By Shahryar Malik
The name Sanjay Mavinkurve seldom rings a bell with computer scientists, dedicated Facebook users, or even Harvard graduates from the Class of 2003. However, Sanjay was the original computer programmer who was recruited by the Winklevoss twins at Harvard to produce part of the code for what would later become sensationalized as Mark Zuckerberg’s Facebook. Unlike his successor Mark Zuckerberg, Sanjay did not have the liberty to stay on and continue programming Facebook, or more accurately, the Harvard Connection. Upon graduating from Harvard, Sanjay needed a corporate sponsor to file for his H1-B visa so that he could continue to work and live in the United States. He now works for a sleepy Google sales outpost in Canada. While Sanjay’s name does not draw mention in the blockbuster hit that chronicles Facebook’s story, The Social Network, he has become the poster-child for proponents of the H1-B visa debate that has captured the attention of US policy-makers.

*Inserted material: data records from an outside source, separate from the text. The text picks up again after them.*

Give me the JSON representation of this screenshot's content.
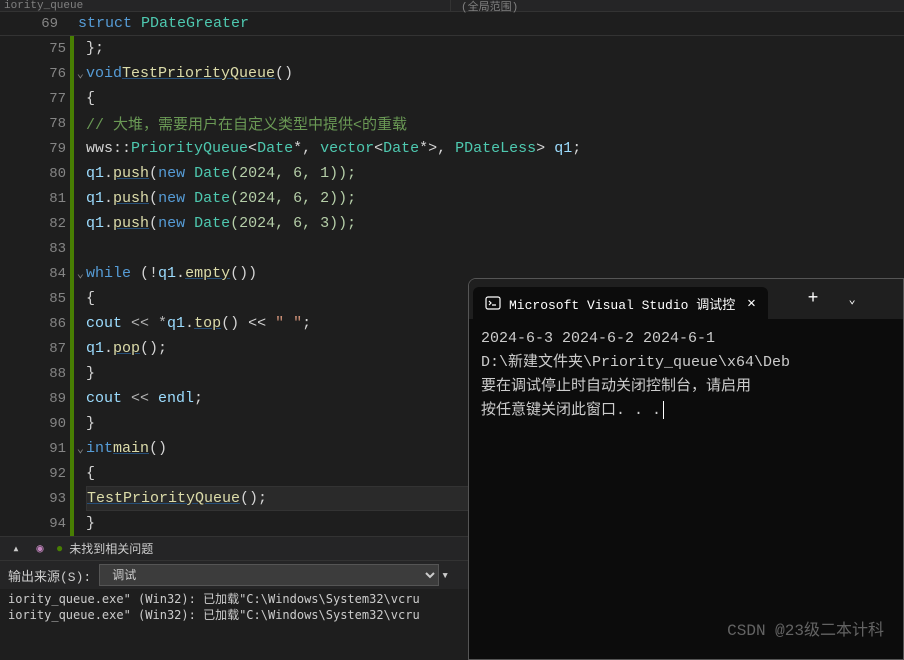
{
  "top_bar": {
    "left": "iority_queue",
    "right": "(全局范围)"
  },
  "struct_line": {
    "num": "69",
    "kw": "struct",
    "name": "PDateGreater"
  },
  "watermark": "CSDN @23级二本计科",
  "gutter": [
    {
      "n": "75"
    },
    {
      "n": "76",
      "fold": true
    },
    {
      "n": "77"
    },
    {
      "n": "78"
    },
    {
      "n": "79"
    },
    {
      "n": "80"
    },
    {
      "n": "81"
    },
    {
      "n": "82"
    },
    {
      "n": "83"
    },
    {
      "n": "84",
      "fold": true
    },
    {
      "n": "85"
    },
    {
      "n": "86"
    },
    {
      "n": "87"
    },
    {
      "n": "88"
    },
    {
      "n": "89"
    },
    {
      "n": "90"
    },
    {
      "n": "91",
      "fold": true
    },
    {
      "n": "92"
    },
    {
      "n": "93"
    },
    {
      "n": "94"
    }
  ],
  "code": {
    "l75": "};",
    "l76": {
      "kw1": "void",
      "fn": "TestPriorityQueue",
      "pun": "()"
    },
    "l77": "{",
    "l78": "// 大堆，需要用户在自定义类型中提供<的重载",
    "l79": {
      "ns": "wws::",
      "cls1": "PriorityQueue",
      "lt": "<",
      "cls2": "Date",
      "ptr1": "*, ",
      "cls3": "vector",
      "lt2": "<",
      "cls4": "Date",
      "ptr2": "*>, ",
      "cls5": "PDateLess",
      "gt": ">",
      "var": " q1",
      "semi": ";"
    },
    "l80": {
      "var": "q1",
      "dot": ".",
      "fn": "push",
      "op": "(",
      "kw": "new",
      "sp": " ",
      "cls": "Date",
      "args": "(2024, 6, 1));"
    },
    "l81": {
      "var": "q1",
      "dot": ".",
      "fn": "push",
      "op": "(",
      "kw": "new",
      "sp": " ",
      "cls": "Date",
      "args": "(2024, 6, 2));"
    },
    "l82": {
      "var": "q1",
      "dot": ".",
      "fn": "push",
      "op": "(",
      "kw": "new",
      "sp": " ",
      "cls": "Date",
      "args": "(2024, 6, 3));"
    },
    "l84": {
      "kw": "while",
      "op": " (!",
      "var": "q1",
      "dot": ".",
      "fn": "empty",
      "end": "())"
    },
    "l85": "{",
    "l86": {
      "var1": "cout",
      "op": " << *",
      "var2": "q1",
      "dot": ".",
      "fn": "top",
      "mid": "() << ",
      "str": "\" \"",
      "semi": ";"
    },
    "l87": {
      "var": "q1",
      "dot": ".",
      "fn": "pop",
      "end": "();"
    },
    "l88": "}",
    "l89": {
      "var1": "cout",
      "op": " << ",
      "var2": "endl",
      "semi": ";"
    },
    "l90": "}",
    "l91": {
      "kw": "int",
      "fn": "main",
      "pun": "()"
    },
    "l92": "{",
    "l93": {
      "fn": "TestPriorityQueue",
      "end": "();"
    },
    "l94": "}"
  },
  "status": {
    "no_issues": "未找到相关问题"
  },
  "output": {
    "label": "输出来源(S):",
    "source": "调试",
    "line1": "iority_queue.exe\" (Win32): 已加载\"C:\\Windows\\System32\\vcru",
    "line2": "iority_queue.exe\" (Win32): 已加载\"C:\\Windows\\System32\\vcru"
  },
  "console": {
    "title": "Microsoft Visual Studio 调试控",
    "line1": "2024-6-3 2024-6-2 2024-6-1",
    "line2": "",
    "line3": "D:\\新建文件夹\\Priority_queue\\x64\\Deb",
    "line4": "要在调试停止时自动关闭控制台，请启用",
    "line5": "按任意键关闭此窗口. . ."
  }
}
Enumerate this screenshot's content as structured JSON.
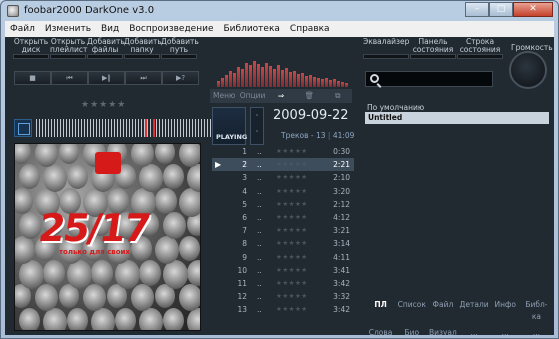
{
  "window": {
    "title": "foobar2000 DarkOne v3.0"
  },
  "menu": [
    "Файл",
    "Изменить",
    "Вид",
    "Воспроизведение",
    "Библиотека",
    "Справка"
  ],
  "top_buttons": [
    "Открыть\nдиск",
    "Открыть\nплейлист",
    "Добавить\nфайлы",
    "Добавить\nпапку",
    "Добавить\nпуть"
  ],
  "transport": {
    "stop": "■",
    "prev": "⏮",
    "playpause": "▶‖",
    "next": "⏭",
    "random": "▶?"
  },
  "right_top_buttons": [
    "Эквалайзер",
    "Панель\nсостояния",
    "Строка\nсостояния"
  ],
  "volume_label": "Громкость",
  "rating_stars": "★★★★★",
  "middle_tabs": [
    "Меню",
    "Опции",
    "⇒",
    "🗑",
    "⧉"
  ],
  "now_playing": {
    "playing_label": "PLAYING",
    "date": "2009-09-22",
    "tracks_label": "Треков - 13",
    "total_time": "41:09"
  },
  "tracks": [
    {
      "num": "1",
      "dots": "..",
      "stars": "★★★★★",
      "time": "0:30",
      "active": false
    },
    {
      "num": "2",
      "dots": "..",
      "stars": "★★★★★",
      "time": "2:21",
      "active": true
    },
    {
      "num": "3",
      "dots": "..",
      "stars": "★★★★★",
      "time": "2:10",
      "active": false
    },
    {
      "num": "4",
      "dots": "..",
      "stars": "★★★★★",
      "time": "3:20",
      "active": false
    },
    {
      "num": "5",
      "dots": "..",
      "stars": "★★★★★",
      "time": "2:12",
      "active": false
    },
    {
      "num": "6",
      "dots": "..",
      "stars": "★★★★★",
      "time": "4:12",
      "active": false
    },
    {
      "num": "7",
      "dots": "..",
      "stars": "★★★★★",
      "time": "3:21",
      "active": false
    },
    {
      "num": "8",
      "dots": "..",
      "stars": "★★★★★",
      "time": "3:14",
      "active": false
    },
    {
      "num": "9",
      "dots": "..",
      "stars": "★★★★★",
      "time": "4:11",
      "active": false
    },
    {
      "num": "10",
      "dots": "..",
      "stars": "★★★★★",
      "time": "3:41",
      "active": false
    },
    {
      "num": "11",
      "dots": "..",
      "stars": "★★★★★",
      "time": "3:42",
      "active": false
    },
    {
      "num": "12",
      "dots": "..",
      "stars": "★★★★★",
      "time": "3:32",
      "active": false
    },
    {
      "num": "13",
      "dots": "..",
      "stars": "★★★★★",
      "time": "3:42",
      "active": false
    }
  ],
  "playlist_manager": {
    "header": "По умолчанию",
    "selected": "Untitled"
  },
  "bottom_tabs": [
    {
      "label": "ПЛ",
      "active": true
    },
    {
      "label": "Список",
      "active": false
    },
    {
      "label": "Файл",
      "active": false
    },
    {
      "label": "Детали",
      "active": false
    },
    {
      "label": "Инфо",
      "active": false
    },
    {
      "label": "Библ-ка",
      "active": false
    },
    {
      "label": "Слова",
      "active": false
    },
    {
      "label": "Био",
      "active": false
    },
    {
      "label": "Визуал",
      "active": false
    },
    {
      "label": "...",
      "active": false
    },
    {
      "label": "...",
      "active": false
    },
    {
      "label": "...",
      "active": false
    }
  ],
  "album_art": {
    "logo_text": "25/17",
    "subtitle": "только для своих"
  },
  "colors": {
    "background": "#212931",
    "accent_red": "#d61a1a",
    "selection": "#3d4d5c"
  }
}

Tech firms in Silicon Valley such as Google and Microsoft are perhaps the most outspoken critics of the government’s policy reinstating the strict quota of 65,000 H1-B visas for foreign nationals to work temporarily in the United States. According to a New York Times article, Google alone spends about $20 million a year on its immigration efforts — including lobbying, administration, and fees to law firms. Microsoft, while it would not disclose expenses, probably spends more. Its in-house immigration team numbers 20 lawyers and staff members. Silicon Valley giants have spent top-dollar in Washington D.C so they can recruit and keep foreign nationals who graduate from prestigious engineering programs across the United States.
Eager for top talent, companies made 163,000 applications for the 65,000 slots in 2008. Google applied for 300 of them; 90 were denied. The United States’ stringent visa policy for skilled immigrant workers means that companies like Google, Microsoft, and Facebook continue to lose out on brilliant programmers like Sanjay Mavinkurve who can be a real driving force for innovation in an economy that relies heavily on innovation as a competitive advantage and source of rapid job growth. Proponents of the H1-B visa begin by narrating a story of a brilliant programmer who came to the United States, became extremely successful, and started an innovative business that is currently providing employment to a large number of people.
Critics of H1-B visas, allowing companies to recruit talented workers abroad, counter that adding to the existing pool of foreign workers steals jobs and depresses wages for US workers. Often times foreigners, seeking to enjoy the higher quality of life offered by the United States, misuse the H1-B visa avenue for temporary employment in the United States and approach “body shops” of questionable legality. Body shops have been known to masquerade unskilled workers as programmers and engineers to bring them into the United States, where they work regular jobs at lower wages.
Although nowhere near as subversive as body shops, foreign workers’ lack of bargaining power with their US employers also depresses wages for US citizens. Skilled H1-B claimants remain tied to their employers because immigration paperwork, including re-submitting an application for Green cards or permanent residency, tends to be cumbersome and has few guarantees. Since foreign nationals are frequently un-willing to renegotiate pay increases with employers, the rationale follows that US workers would have also had a hard time securing wage increases with the prevailing excess supply of workers in the market.
The shared sentiment between critics seems to be that retracting H1-B visa issuances will propel under-paid skilled foreign workers to return to developing countries where they can contribute more meaningfully toward economic development by benevolently and sometimes magically transferring the knowledge gained in the United States. While I cannot dispute the economic rationale that adding 65,000 skilled workers to the labor force expands supply and depresses wages, even though it is a still only a tiny fraction of the skilled US labor force, I am not satisfied by the argument that the United States should force workers to return to developing countries. In reality, hardware and software engineers receiving formal education and training in the United States are not going to return home to Rwanda and Pakistan, where they lack the infrastructure and opportunity to continue as engineers. Rather, they will migrate to China and India in what culminates as the transfer of a competitive advantage. The innovation-led economy, once carefully nurtured by a nourishing blend of US patent and corporate law, will slowly be eroded by the exodus of foreign talent.